Emmanuel Macron est contraint lundi à un exercice d’équilibriste en recevant le chef de la diplomatie américaine Mike Pompeo, qui n’a toujours pas reconnu la défaite de Donald Trump, tout en se tournant déjà vers sa relation avec le futur président des Etats-Unis, Joe Biden.
Le président français doit rencontrer le secrétaire d’Etat à l’Elysée, mais l’entretien devrait se faire en toute discrétion, à l’abri des micros, tout comme celui entre Mike Pompeo et son homologue Jean-Yves Le Drian.
Paris souligne en effet avoir accepté de recevoir Mike Pompeo à sa propre demande, et « en toute transparence avec l’équipe du président élu Joe Biden », et alors que le gouvernement français souhaite une refondation de la relation transatlanique à l’occasion du changement d’administration américaine.
Le président Macron a été parmi les premiers à féliciter le démocrate pour son élection aux Etats-Unis, puis à s’entretenir au téléphone avec lui. Et ce alors même que le président républicain sortant n’a toujours pas reconnu sa défaite, plus d’une semaine après l’annonce des résultats.
Mike Pompeo a lui-même, avant de s’envoler pour une tournée en Europe et au Moyen-Orient dont Paris est la première étape, refusé de reconnaître la victoire de Joe Biden. « Il y aura une transition en douceur vers une seconde administration Trump », a-t-il dit la semaine dernière, avant de critiquer les dirigeants étrangers qui ont déjà pris contact avec le démocrate.
L’ambiance pourrait donc être tendue dans le huis clos des palais parisiens pour cette première, et vraisemblablement dernière, visite de M. Pompeo à Paris (autrement qu’en compagnie de Donald Trump).
Et au-delà de ces deux réalités parallèles qui parasitent la diplomatie américaine, les sujets de friction ne manquent pas.
– Sanctions anti-Iran –
Jean-Yves Le Drian a prévenu qu’il s’opposerait, devant Mike Pompeo, à une accélération du retrait des troupes américaines d’Afghanistan et d’Irak, envisagée par Donald Trump avant la fin officielle de son mandat, le 20 janvier.
Le dossier iranien qui, avec le climat et le commerce, a contribué à une certaine rupture entre Washington et le Vieux Continent depuis quatre ans, sera aussi une dernière fois sur la table.
Donald Trump a claqué la porte en 2018 de l’accord international signé trois ans plus tôt avec l’Iran pour l’empêcher de se doter de l’arme nucléaire, en le jugeant insuffisant, et a rétabli puis durci les sanctions contre Téhéran. Les Européens tentent de sauver cet accord, au moins jusqu’à l’entrée en fonctions de Joe Biden, qui a promis de renouer avec la diplomatie.

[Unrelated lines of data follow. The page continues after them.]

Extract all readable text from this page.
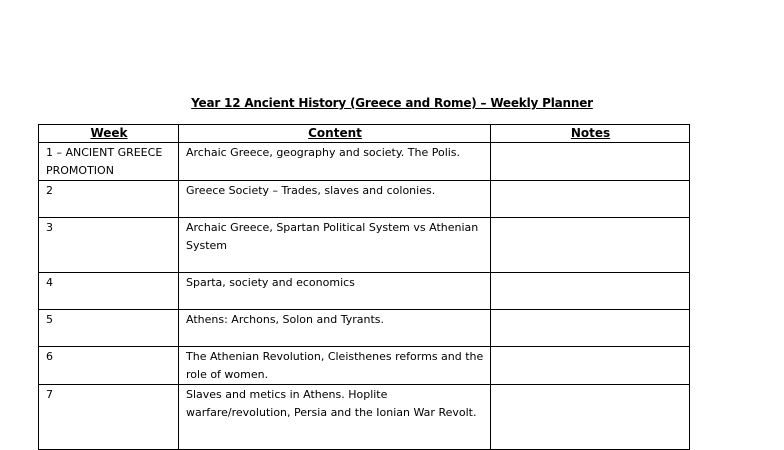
Year 12 Ancient History (Greece and Rome) – Weekly Planner
Week	Content	Notes
1 – ANCIENT GREECE PROMOTION	Archaic Greece, geography and society. The Polis.	
2	Greece Society – Trades, slaves and colonies.	
3	Archaic Greece, Spartan Political System vs Athenian System	
4	Sparta, society and economics	
5	Athens: Archons, Solon and Tyrants.	
6	The Athenian Revolution, Cleisthenes reforms and the role of women.	
7	Slaves and metics in Athens. Hoplite warfare/revolution, Persia and the Ionian War Revolt.	
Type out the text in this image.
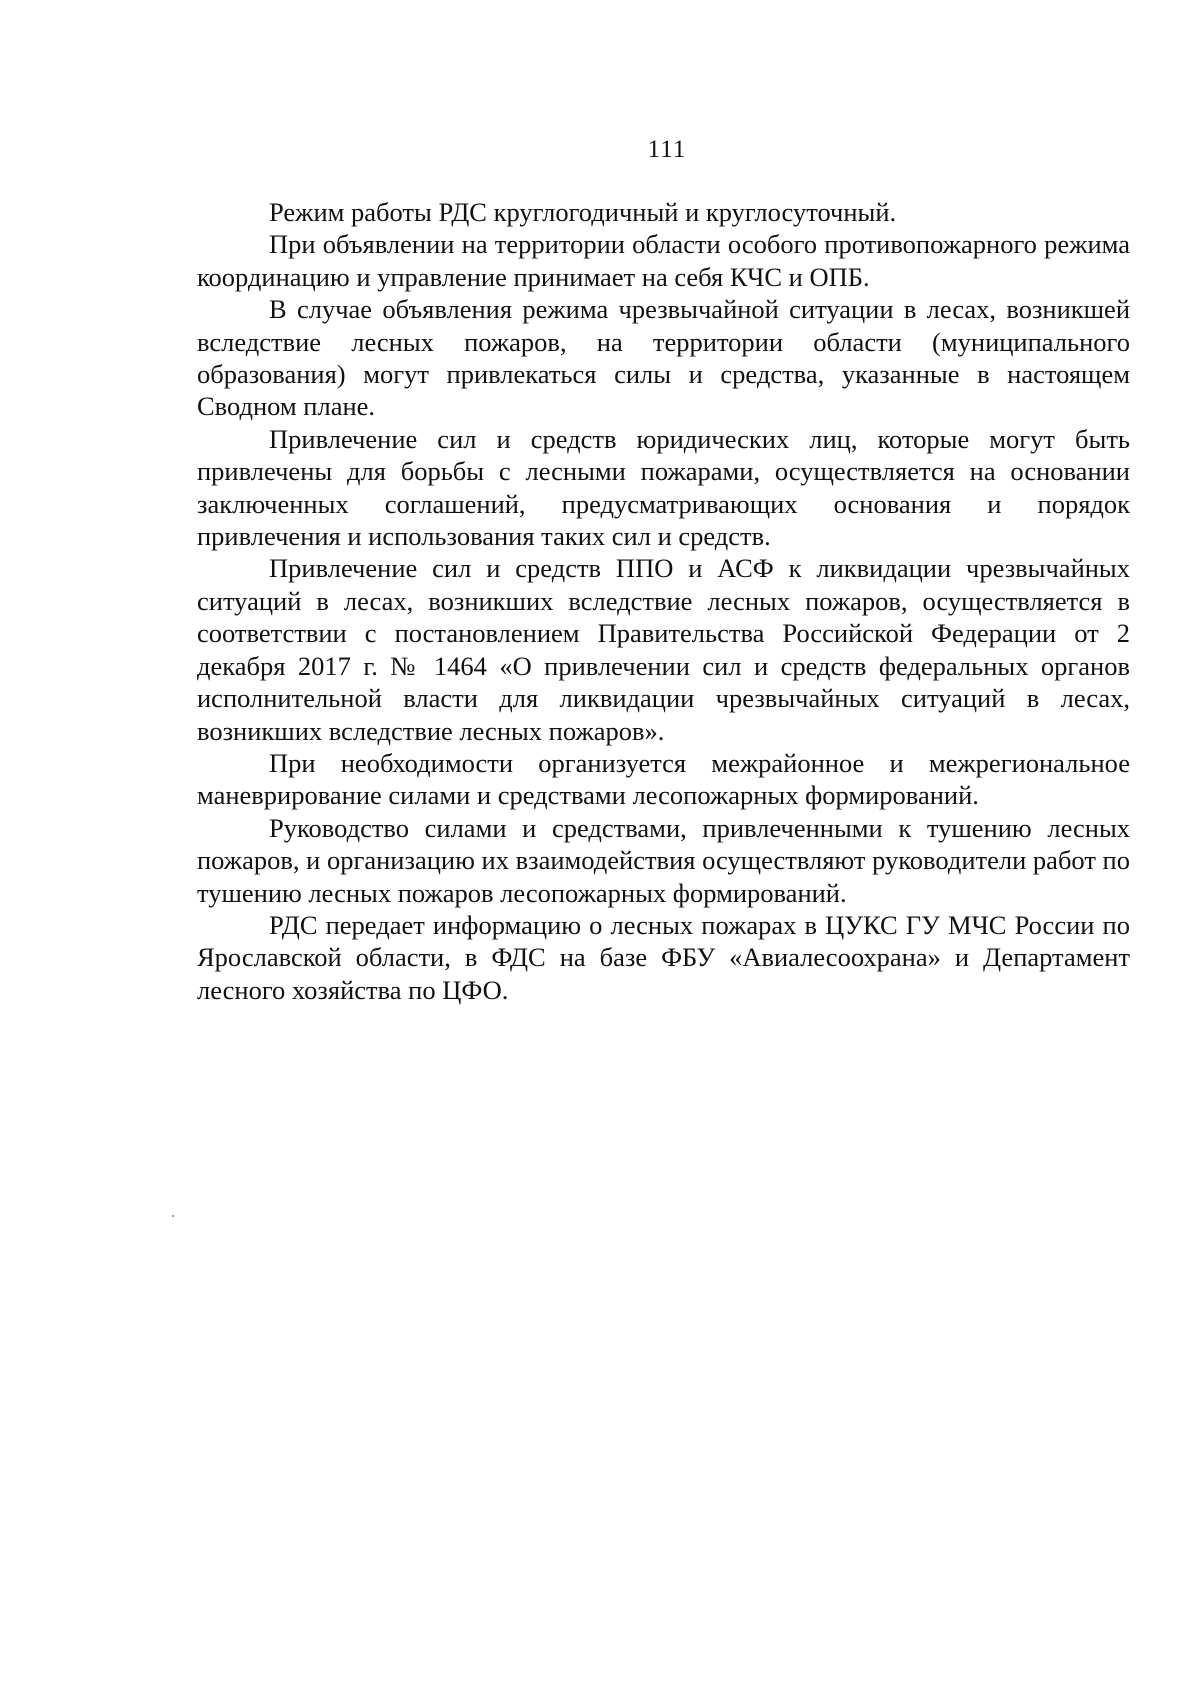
111

Режим работы РДС круглогодичный и круглосуточный.

При объявлении на территории области особого противопожарного режима координацию и управление принимает на себя КЧС и ОПБ.

В случае объявления режима чрезвычайной ситуации в лесах, возникшей вследствие лесных пожаров, на территории области (муниципального образования) могут привлекаться силы и средства, указанные в настоящем Сводном плане.

Привлечение сил и средств юридических лиц, которые могут быть привлечены для борьбы с лесными пожарами, осуществляется на основании заключенных соглашений, предусматривающих основания и порядок привлечения и использования таких сил и средств.

Привлечение сил и средств ППО и АСФ к ликвидации чрезвычайных ситуаций в лесах, возникших вследствие лесных пожаров, осуществляется в соответствии с постановлением Правительства Российской Федерации от 2 декабря 2017 г. № 1464 «О привлечении сил и средств федеральных органов исполнительной власти для ликвидации чрезвычайных ситуаций в лесах, возникших вследствие лесных пожаров».

При необходимости организуется межрайонное и межрегиональное маневрирование силами и средствами лесопожарных формирований.

Руководство силами и средствами, привлеченными к тушению лесных пожаров, и организацию их взаимодействия осуществляют руководители работ по тушению лесных пожаров лесопожарных формирований.

РДС передает информацию о лесных пожарах в ЦУКС ГУ МЧС России по Ярославской области, в ФДС на базе ФБУ «Авиалесоохрана» и Департамент лесного хозяйства по ЦФО.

Or l’administration Trump a promis de renforcer encore les mesures punitives juqu’au bout — une stratégie vue par certains observateurs comme la volonté de bâtir un « mur de sanctions » tellement haut qu’il sera difficile au démocrate de revenir en arrière.
« Quelle que soit l’issue de ces élections » aux Etats-Unis, « cette administration est là au moins jusqu’au 20 janvier », et « la campagne de pression maximale » contre l’Iran « ne va pas s’arrêter dans les prochains mois », a dit à la presse un haut responsable américain.
Selon le département d’Etat, les discussions porteront également sur « l’unité transatlantique », souvent malmenée pendant l’ère Trump, ainsi que la lutte contre le terrorisme.
Après avoir passé le week-end en privé avec son épouse Susan Pompeo à Paris, lors de ce qui ressemble fort à une tournée d’adieux qui ne dit pas son nom, le ministre américain des Affaires étrangères doit aussi, lundi matin, rendre un hommage aux victimes des récents attentats perpétrés en France.
Il devrait à cette occasion dénoncer à nouveau le meurtre de l’enseignant français Samuel Paty, décapité le 16 octobre par un tueur islamiste à Conflans-Sainte-Honorine, près de Paris, ainsi que l’attentat qui a fait trois morts le 29 octobre dans la basilique de Nice, dans le sud-est de la France.
Mike Pompeo s’envolera ensuite pour la Turquie, où il a prévu de rencontrer le patriarche Bartholomée de Constantinople, chef spirituel de l’Eglise orthodoxe, mais pas les responsables turcs, malgré de nombreux contentieux avec Ankara.
La diplomatie turque s’est offusquée de sa volonté d’affirmer « la position ferme » des Etats-Unis sur la liberté religieuse lors de ce déplacement.
Le secrétaire d’Etat doit poursuivre sa tournée en Géorgie, à Jérusalem puis dans le Golfe.